In excellent news, Justice Blokland upheld three grounds of appeal in Young & Conway v Chief Executive Officer, Housing [2020] NTSC 59, two of which will be remitted (sent back) to the Tribunal for decision.
In particular, Justice Blokland found that:
- The Tribunal had failed to engage with the Santa Teresa community’s arguments that NT Housing had engaged in unconscionable conduct when entering into tenancy agreements with the tenants, residents of Santa Teresa. The Supreme Court found that NTCAT had failed to determine this significant issue, and that it is in the interests of justice that this issue be tried.
- The Tribunal’s definition of ‘habitable’ housing, which was confined to ‘safety’ should be set aside as it was too narrow. ‘Habitable’ housing under the Residential Tenancies Act should cover not only the health and safety of tenants, but requires an overall assessment of the humaneness, suitability and reasonable comfort of the premises, even if only basic amenities are provided, judged against contemporary standards. The assessment of whether premises were habitable should take into account any proven inadequacies cumulatively.
- The fact that the tenant was given a house with no back door meant it was not secure for the following 68 months that no door was provided. The Tribunal had dismissed this claim, at the urging of the CEO of Housing. Justice Blokland found that a door is central to making a house secure and increased the compensation owed by the landlord to the tenant for this by 102 times the amount awarded by the Tribunal.
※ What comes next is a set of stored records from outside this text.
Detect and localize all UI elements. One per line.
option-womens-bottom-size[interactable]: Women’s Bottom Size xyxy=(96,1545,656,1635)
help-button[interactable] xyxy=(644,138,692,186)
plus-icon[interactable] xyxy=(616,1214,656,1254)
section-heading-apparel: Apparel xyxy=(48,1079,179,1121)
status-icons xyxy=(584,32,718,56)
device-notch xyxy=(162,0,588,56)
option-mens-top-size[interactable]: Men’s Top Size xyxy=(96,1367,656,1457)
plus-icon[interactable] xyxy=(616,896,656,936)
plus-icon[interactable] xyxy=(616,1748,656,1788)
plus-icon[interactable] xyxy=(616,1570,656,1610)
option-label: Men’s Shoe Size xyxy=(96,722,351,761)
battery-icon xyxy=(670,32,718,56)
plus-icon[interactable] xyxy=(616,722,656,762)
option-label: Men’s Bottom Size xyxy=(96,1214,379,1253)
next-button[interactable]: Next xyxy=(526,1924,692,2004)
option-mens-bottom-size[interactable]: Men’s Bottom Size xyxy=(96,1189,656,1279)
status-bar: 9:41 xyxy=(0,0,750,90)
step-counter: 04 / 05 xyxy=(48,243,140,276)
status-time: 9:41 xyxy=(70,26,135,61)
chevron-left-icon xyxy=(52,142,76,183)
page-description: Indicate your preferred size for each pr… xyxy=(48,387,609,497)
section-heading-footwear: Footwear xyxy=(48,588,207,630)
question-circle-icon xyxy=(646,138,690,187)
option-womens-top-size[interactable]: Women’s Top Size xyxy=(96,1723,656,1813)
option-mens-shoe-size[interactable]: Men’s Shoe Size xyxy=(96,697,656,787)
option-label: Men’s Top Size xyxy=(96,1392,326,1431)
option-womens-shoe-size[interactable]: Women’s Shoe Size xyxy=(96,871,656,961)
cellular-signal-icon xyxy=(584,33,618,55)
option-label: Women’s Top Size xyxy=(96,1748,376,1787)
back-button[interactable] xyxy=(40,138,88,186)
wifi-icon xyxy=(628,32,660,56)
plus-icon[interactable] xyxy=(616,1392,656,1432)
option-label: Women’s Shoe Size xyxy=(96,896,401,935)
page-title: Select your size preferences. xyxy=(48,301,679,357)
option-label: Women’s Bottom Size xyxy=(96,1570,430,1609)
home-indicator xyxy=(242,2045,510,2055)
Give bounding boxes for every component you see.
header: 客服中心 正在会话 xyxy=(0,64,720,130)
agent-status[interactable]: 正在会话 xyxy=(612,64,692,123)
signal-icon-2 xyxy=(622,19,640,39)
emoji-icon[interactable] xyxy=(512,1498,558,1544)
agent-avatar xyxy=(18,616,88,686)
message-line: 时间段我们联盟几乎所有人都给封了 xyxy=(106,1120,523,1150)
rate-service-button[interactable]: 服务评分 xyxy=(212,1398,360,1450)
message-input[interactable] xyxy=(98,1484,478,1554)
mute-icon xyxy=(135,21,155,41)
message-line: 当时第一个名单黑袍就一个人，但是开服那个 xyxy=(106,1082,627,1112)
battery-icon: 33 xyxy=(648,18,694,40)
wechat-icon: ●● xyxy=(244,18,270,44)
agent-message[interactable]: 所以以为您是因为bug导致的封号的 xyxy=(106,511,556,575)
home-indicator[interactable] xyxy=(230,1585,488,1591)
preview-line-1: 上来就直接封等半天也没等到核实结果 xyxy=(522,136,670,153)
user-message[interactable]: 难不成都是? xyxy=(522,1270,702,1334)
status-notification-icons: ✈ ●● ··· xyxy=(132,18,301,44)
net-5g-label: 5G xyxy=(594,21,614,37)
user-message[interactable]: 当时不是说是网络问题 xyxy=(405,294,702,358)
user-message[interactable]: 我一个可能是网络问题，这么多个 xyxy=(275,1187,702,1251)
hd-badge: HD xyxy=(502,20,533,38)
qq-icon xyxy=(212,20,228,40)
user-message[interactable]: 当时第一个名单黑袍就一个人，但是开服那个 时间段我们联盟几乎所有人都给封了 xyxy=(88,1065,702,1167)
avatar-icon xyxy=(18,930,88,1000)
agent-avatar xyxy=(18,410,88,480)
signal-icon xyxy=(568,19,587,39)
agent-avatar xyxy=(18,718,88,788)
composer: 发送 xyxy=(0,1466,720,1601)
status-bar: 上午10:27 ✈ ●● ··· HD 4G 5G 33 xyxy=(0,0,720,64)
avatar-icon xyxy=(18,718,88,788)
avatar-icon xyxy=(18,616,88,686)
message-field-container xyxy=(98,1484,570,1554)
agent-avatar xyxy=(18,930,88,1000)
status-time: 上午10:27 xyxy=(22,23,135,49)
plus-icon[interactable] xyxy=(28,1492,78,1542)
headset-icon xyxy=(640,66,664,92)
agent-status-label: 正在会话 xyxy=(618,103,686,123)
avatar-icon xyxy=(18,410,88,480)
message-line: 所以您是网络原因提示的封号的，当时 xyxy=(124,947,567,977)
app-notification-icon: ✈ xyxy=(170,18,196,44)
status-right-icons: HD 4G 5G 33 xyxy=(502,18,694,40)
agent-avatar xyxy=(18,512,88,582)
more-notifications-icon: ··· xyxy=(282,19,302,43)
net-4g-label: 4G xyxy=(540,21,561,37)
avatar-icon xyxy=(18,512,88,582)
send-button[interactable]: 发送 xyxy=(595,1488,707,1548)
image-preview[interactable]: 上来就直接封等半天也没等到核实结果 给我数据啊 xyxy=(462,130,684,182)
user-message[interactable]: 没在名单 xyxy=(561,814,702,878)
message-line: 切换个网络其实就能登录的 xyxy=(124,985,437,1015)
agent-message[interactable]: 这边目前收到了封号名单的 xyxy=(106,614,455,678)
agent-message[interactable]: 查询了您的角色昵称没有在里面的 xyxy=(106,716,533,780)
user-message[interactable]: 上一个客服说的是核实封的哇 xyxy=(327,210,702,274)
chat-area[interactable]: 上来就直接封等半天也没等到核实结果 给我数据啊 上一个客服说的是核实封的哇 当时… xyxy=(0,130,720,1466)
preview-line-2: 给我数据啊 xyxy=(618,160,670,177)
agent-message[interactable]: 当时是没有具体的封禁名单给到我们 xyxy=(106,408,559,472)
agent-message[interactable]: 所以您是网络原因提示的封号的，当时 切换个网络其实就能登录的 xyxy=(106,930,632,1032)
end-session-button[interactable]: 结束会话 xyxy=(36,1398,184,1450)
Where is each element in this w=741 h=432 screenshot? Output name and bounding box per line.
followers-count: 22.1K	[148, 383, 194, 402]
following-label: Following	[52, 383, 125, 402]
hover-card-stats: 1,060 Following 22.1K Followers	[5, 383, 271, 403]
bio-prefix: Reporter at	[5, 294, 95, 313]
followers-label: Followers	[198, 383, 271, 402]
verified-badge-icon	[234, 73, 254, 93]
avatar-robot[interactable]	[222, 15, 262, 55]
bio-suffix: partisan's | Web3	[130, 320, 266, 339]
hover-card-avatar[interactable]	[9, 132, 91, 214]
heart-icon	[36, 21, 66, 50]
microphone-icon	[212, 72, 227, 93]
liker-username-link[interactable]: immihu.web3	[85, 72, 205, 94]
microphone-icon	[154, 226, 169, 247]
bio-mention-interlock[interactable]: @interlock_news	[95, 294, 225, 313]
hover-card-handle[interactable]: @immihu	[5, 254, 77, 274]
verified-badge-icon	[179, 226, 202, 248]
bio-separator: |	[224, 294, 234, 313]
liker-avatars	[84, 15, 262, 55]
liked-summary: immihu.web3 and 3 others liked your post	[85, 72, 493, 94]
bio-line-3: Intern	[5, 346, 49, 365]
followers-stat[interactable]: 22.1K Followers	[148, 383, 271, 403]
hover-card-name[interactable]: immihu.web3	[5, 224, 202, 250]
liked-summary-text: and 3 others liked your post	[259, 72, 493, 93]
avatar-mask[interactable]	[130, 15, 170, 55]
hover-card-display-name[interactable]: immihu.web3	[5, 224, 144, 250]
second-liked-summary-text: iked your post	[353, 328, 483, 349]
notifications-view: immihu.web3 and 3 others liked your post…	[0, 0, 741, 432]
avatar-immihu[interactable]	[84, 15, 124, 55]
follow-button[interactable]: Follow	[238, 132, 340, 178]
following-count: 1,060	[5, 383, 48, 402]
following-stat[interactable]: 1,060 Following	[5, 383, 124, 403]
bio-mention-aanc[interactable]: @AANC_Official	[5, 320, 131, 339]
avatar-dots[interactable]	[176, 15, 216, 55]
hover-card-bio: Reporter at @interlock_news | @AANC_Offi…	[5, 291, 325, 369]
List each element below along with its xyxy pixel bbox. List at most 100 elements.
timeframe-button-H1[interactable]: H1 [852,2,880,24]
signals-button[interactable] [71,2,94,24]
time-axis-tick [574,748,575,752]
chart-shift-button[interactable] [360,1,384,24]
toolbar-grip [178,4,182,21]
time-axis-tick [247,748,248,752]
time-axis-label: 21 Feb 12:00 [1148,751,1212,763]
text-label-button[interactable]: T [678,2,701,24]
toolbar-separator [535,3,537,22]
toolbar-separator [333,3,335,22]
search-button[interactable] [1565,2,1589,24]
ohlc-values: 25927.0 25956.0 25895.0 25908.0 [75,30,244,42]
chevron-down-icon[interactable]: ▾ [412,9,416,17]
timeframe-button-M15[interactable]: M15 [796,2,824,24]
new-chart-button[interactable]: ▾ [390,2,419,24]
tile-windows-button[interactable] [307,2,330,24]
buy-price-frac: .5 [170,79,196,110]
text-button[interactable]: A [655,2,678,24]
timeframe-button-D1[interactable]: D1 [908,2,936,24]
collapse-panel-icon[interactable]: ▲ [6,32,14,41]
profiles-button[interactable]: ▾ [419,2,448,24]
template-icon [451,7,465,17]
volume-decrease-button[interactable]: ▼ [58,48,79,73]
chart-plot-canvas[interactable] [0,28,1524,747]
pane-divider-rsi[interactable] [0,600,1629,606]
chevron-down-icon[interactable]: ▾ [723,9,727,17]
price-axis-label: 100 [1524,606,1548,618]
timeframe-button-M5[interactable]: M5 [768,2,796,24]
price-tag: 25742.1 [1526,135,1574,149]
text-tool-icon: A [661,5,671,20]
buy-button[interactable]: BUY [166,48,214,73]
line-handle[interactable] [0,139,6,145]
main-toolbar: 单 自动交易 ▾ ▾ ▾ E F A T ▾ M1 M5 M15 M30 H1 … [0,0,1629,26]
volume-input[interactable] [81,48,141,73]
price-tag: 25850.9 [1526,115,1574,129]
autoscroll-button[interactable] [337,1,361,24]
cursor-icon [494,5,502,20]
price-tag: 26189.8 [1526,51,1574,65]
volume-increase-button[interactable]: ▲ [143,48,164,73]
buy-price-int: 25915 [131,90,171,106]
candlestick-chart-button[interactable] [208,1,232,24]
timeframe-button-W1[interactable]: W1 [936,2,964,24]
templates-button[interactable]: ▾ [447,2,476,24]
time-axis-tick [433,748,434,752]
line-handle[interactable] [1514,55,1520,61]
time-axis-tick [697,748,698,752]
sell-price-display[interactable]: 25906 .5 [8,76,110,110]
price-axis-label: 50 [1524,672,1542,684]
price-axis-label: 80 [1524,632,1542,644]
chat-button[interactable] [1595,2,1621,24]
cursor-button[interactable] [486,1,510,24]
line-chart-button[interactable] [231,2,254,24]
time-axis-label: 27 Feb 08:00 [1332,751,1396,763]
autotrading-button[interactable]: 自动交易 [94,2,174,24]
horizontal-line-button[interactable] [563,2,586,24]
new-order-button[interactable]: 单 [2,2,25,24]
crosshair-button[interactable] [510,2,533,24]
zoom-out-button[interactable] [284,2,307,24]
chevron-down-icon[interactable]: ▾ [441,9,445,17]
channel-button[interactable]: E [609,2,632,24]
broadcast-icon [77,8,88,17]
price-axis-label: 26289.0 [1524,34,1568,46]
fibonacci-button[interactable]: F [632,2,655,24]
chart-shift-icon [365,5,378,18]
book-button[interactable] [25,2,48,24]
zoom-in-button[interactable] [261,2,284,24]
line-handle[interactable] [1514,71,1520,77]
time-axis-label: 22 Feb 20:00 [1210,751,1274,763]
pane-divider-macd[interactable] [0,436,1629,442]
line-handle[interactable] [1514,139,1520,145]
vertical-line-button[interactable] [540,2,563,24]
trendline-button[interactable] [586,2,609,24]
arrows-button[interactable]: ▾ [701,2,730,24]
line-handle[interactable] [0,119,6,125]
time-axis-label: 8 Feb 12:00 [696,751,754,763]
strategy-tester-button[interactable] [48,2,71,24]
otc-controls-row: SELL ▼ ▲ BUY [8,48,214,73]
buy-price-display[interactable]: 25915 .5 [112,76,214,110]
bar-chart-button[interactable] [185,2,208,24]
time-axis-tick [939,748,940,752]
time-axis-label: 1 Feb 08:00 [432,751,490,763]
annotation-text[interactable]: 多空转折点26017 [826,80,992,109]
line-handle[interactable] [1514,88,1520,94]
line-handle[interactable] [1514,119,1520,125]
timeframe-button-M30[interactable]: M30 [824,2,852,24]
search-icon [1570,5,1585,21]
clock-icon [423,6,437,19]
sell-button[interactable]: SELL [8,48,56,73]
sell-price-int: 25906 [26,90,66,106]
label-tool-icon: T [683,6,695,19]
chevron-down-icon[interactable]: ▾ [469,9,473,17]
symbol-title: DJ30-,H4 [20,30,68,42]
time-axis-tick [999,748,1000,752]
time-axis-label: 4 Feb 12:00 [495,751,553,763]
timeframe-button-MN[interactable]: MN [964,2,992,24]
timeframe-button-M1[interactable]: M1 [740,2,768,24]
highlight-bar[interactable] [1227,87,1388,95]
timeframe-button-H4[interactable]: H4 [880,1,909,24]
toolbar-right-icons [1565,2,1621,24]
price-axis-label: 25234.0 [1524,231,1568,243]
NT Supreme Court decision is available to download here.
NTCAT case
The 70 Santa Teresa residents bringing the case are being represented by Australian Lawyers for Remote Aboriginal Rights at no cost to them and the litigation disbursements are financed by Grata Fund. The NT Department of Housing initially counter-claimed against the plaintiffs for approximately $2million in alleged unpaid rental debts but was forced to withdraw this claim during hearings at NTCAT when it could not produce any evidence of these debts.
In February 2019 NTCAT decided that the Residential Tenancies Act applied to the residents of Santa Teresa, a point which the NT Government had disputed, and that residents are entitled to housing that is at least safe. It ordered the NT Government to provide compensation to families for periods where the housing did not meet that standard.
NTCAT also found that the new tenancy agreements introduced in Santa Teresa by the NT Department of Housing from about 2017 were invalid because they contained terms that were inconsistent with provisions of the Residential Tenancies Act. This meant that the rent increases introduced under the new agreements were invalid.
These findings are significant because it is likely that the same or similar processes were followed by the Department in executing rental agreements in other remote communities. This would entitle people in other communities to the protections provided by the Residential Tenancies Act, including the ability to claim for compensation. Similarly, where tenants in other communities have been signed up to new rental agreements with rent increases, those increases may also be invalid. This has implications for the potential financial liability of the NT Government for any overpaid amounts.
It is possible that every rent increase claimed by the NT Department of Housing for remote tenants is unlawful. The NT should immediately cease collection of these amounts, and conduct an audit to ensure it is not collecting monies it is not entitled to.